Poche ore fa la mia malattia, di cui non faccio mistero, che si chiama Angioedema Ereditario (chi è curioso vada a leggersi cos’è, io non ho più voglia di spiegarlo) decide di farmi compagnia e mi colpisce per l’ennesima volta. Ne consegue trattamento col solito farmaco salvavita e, a cose fatte, si torna nel dimenticatoio.

Nel frattempo devo sentire che forse saranno vaccinati a breve i calciatori della Nazionale italiana che devono affrontare l’Europeo. Ma poverini, poveri privilegiati che per prendere calci a un pallone si portano a casa milioni e milioni di euro. Loro sì, poverini appunto, devono avere tutte le attenzioni possibili e immaginabili. Come sempre il dio denaro impera e dilaga, superando tutto e tutti: anche la dignità. Mi aspetto che a breve siano ufficialmente inseriti tra i prioritari: con il popolo bue che approverà tutto questo.

Naturalmente non vengono invece considerati quei poveracci che non hanno avuto la fortuna di avere un paio di piedi buoni e, invece dell’Europeo, devono affrontare il “locale”, magari presi da mille pensieri e mille difficoltà economiche, magari rimasti senza lavoro e probabilmente alle prese con chissà quanti e quali problemi di salute.

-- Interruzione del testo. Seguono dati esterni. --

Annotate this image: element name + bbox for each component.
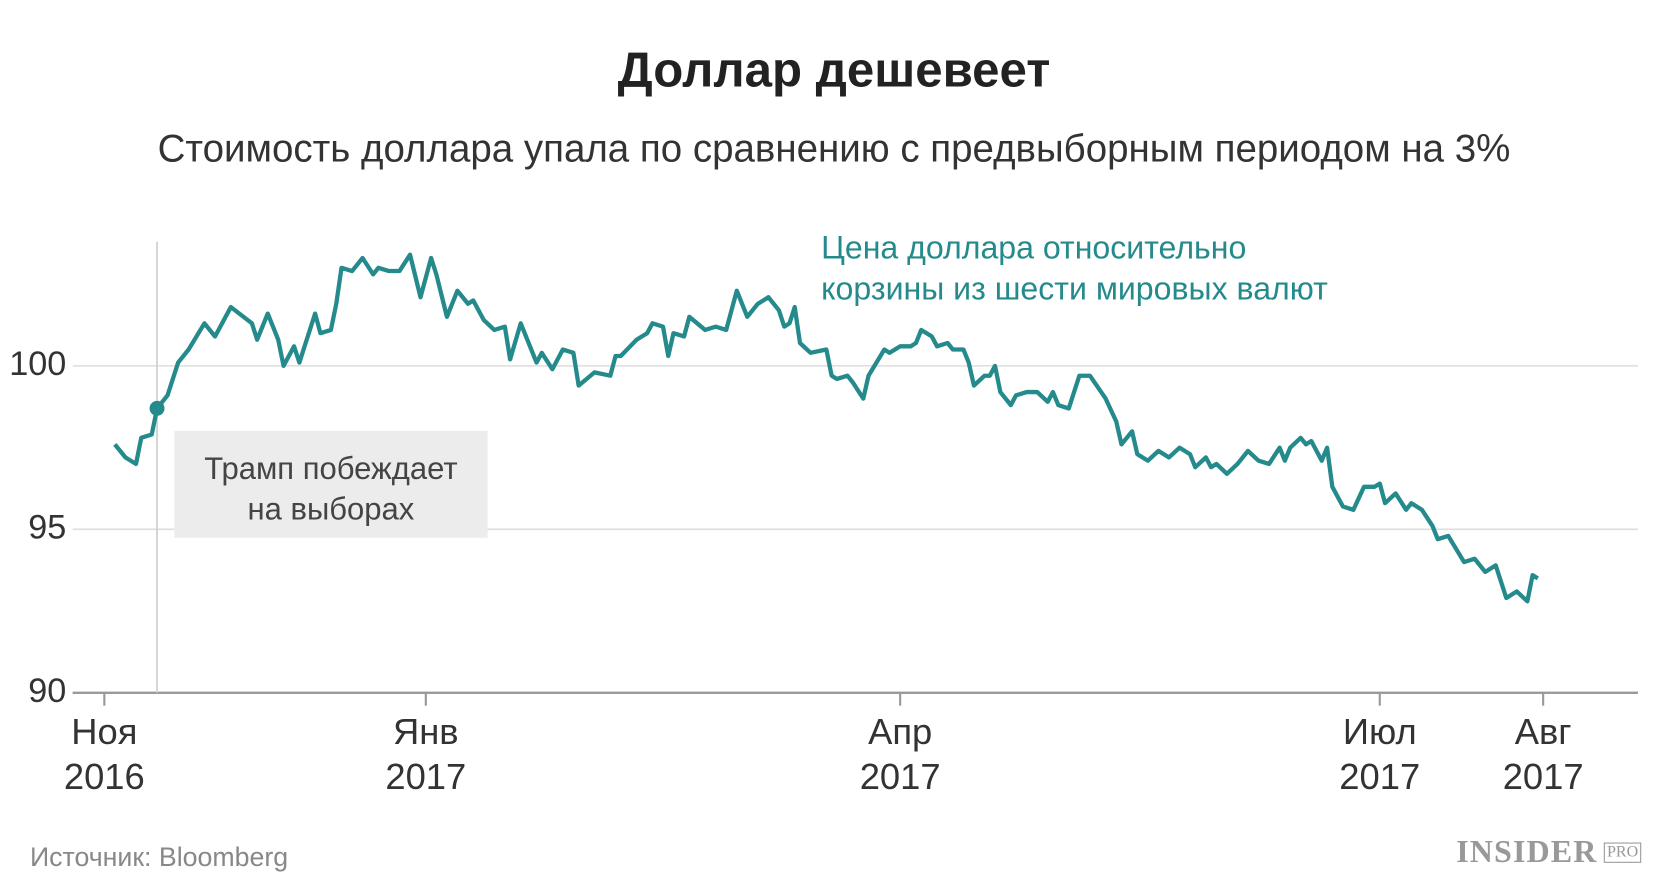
x-tick-label: Апр 2017 (859, 712, 941, 798)
x-tick-label: Ноя 2016 (63, 712, 145, 798)
x-tick-label: Авг 2017 (1502, 712, 1584, 798)
logo-badge: PRO (1603, 842, 1642, 863)
y-tick-label: 95 (28, 508, 66, 546)
event-point (149, 400, 165, 416)
x-tick-label: Янв 2017 (385, 712, 467, 798)
series-label: Цена доллара относительно корзины из шес… (821, 230, 1328, 307)
annotation-box (174, 430, 488, 538)
logo: INSIDER (1456, 833, 1598, 870)
chart-title: Доллар дешевеет (617, 41, 1051, 98)
source: Источник: Bloomberg (29, 842, 289, 873)
chart-subtitle: Стоимость доллара упала по сравнению с п… (157, 126, 1511, 171)
x-tick-label: Июл 2017 (1339, 712, 1421, 798)
annotation-label: Трамп побеждает на выборах (204, 452, 458, 528)
y-tick-label: 90 (28, 672, 66, 710)
y-tick-label: 100 (9, 345, 66, 383)
series-line (113, 252, 1539, 604)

Nel frattempo sono già passanti avanti i vari saltafila, compresi i soliti incravattati e, magari, anche quelli che da un anno e mezzo a questa parte, “lavorano” (non riesco a evitare le virgolette) in pigiama da casa, serviti e riveriti, con tanto di lauti stipendi: e si offendono se li definisci privilegiati (termine di cui, evidentemente, faticano a conoscere il significato…oppure lo conoscono a loro piacimento?).

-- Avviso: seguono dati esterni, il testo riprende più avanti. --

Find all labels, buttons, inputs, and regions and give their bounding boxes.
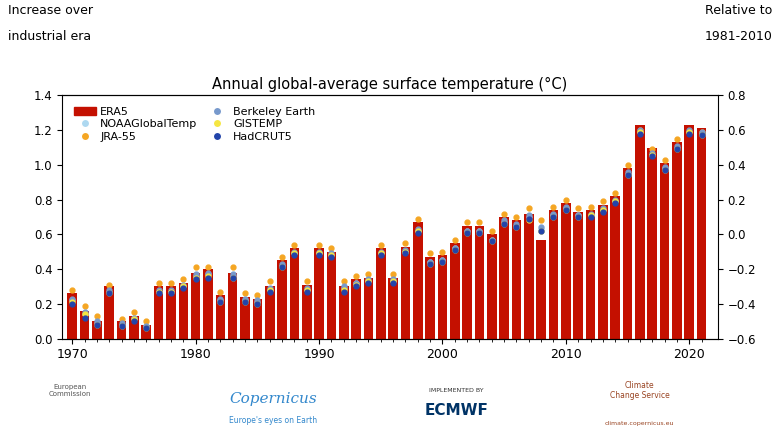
Bar [277, 260, 287, 339]
Bar [660, 163, 669, 339]
Bar [314, 248, 324, 339]
Text: climate.copernicus.eu: climate.copernicus.eu [604, 421, 675, 426]
Text: ECMWF: ECMWF [424, 403, 488, 418]
Legend: ERA5, NOAAGlobalTemp, JRA-55, Berkeley Earth, GISTEMP, HadCRUT5: ERA5, NOAAGlobalTemp, JRA-55, Berkeley E… [68, 101, 321, 148]
Bar [215, 295, 225, 339]
Bar [635, 125, 645, 339]
Title: Annual global-average surface temperature (°C): Annual global-average surface temperatur… [212, 76, 568, 92]
Bar [622, 168, 633, 339]
Bar [289, 248, 300, 339]
Text: Climate
Change Service: Climate Change Service [610, 381, 669, 400]
Bar [561, 203, 571, 339]
Bar [339, 286, 349, 339]
Bar [154, 286, 164, 339]
Bar [611, 196, 620, 339]
Bar [413, 222, 423, 339]
Bar [240, 297, 250, 339]
Bar [351, 279, 361, 339]
Bar [586, 210, 595, 339]
Bar [203, 269, 213, 339]
Bar [265, 286, 275, 339]
Bar [524, 214, 534, 339]
Bar [228, 273, 237, 339]
Bar [376, 248, 385, 339]
Bar [92, 321, 101, 339]
Text: IMPLEMENTED BY: IMPLEMENTED BY [429, 388, 484, 393]
Bar [450, 243, 459, 339]
Bar [475, 226, 484, 339]
Text: Relative to: Relative to [705, 4, 772, 17]
Bar [573, 212, 583, 339]
Bar [166, 286, 176, 339]
Bar [487, 234, 497, 339]
Bar [363, 278, 373, 339]
Bar [179, 283, 188, 339]
Bar [425, 257, 435, 339]
Bar [697, 128, 707, 339]
Bar [647, 148, 657, 339]
Bar [672, 142, 682, 339]
Bar [537, 240, 546, 339]
Bar [388, 278, 398, 339]
Text: Copernicus: Copernicus [229, 392, 317, 406]
Bar [401, 247, 410, 339]
Bar [598, 205, 608, 339]
Text: Increase over: Increase over [8, 4, 93, 17]
Bar [191, 273, 200, 339]
Bar [141, 325, 151, 339]
Bar [129, 316, 139, 339]
Bar [67, 293, 77, 339]
Bar [253, 299, 262, 339]
Bar [512, 220, 521, 339]
Text: Europe's eyes on Earth: Europe's eyes on Earth [229, 417, 317, 425]
Bar [438, 255, 447, 339]
Bar [80, 311, 90, 339]
Bar [302, 285, 311, 339]
Bar [105, 286, 114, 339]
Bar [463, 226, 472, 339]
Bar [548, 210, 558, 339]
Bar [327, 252, 336, 339]
Bar [117, 321, 126, 339]
Text: 1981-2010: 1981-2010 [704, 30, 772, 43]
Bar [684, 125, 694, 339]
Bar [499, 217, 509, 339]
Text: European
Commission: European Commission [49, 384, 91, 397]
Text: industrial era: industrial era [8, 30, 91, 43]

In un Paese normale e civile queste cose non accadrebbero. In italia (minuscola assolutamente voluta) capita questo, ed altro: e purtroppo c’è ancora chi ci rimane male e riesce a sorprendersi.

In compenso arriverà, immagino, la solidarietà di tanti e a loro chiedo, invece, il silenzio. Della solidarietà, questa volta, non so che cosa farmene, non la voglio e non mi interessa. Non voglio nemmeno che mi venga chiesto come sto. Sto bene solo e soltanto quando sono in riva al fiume, sotto a un pioppo, lontano da tutto e da tutti. Lì non mi sento solo: ho la preziosa compagnia di aironi, anatre selvatiche, gazze, corvi e merli. Lì ho tutto quello che voglio e che desidero. In mezzo agli uomini No.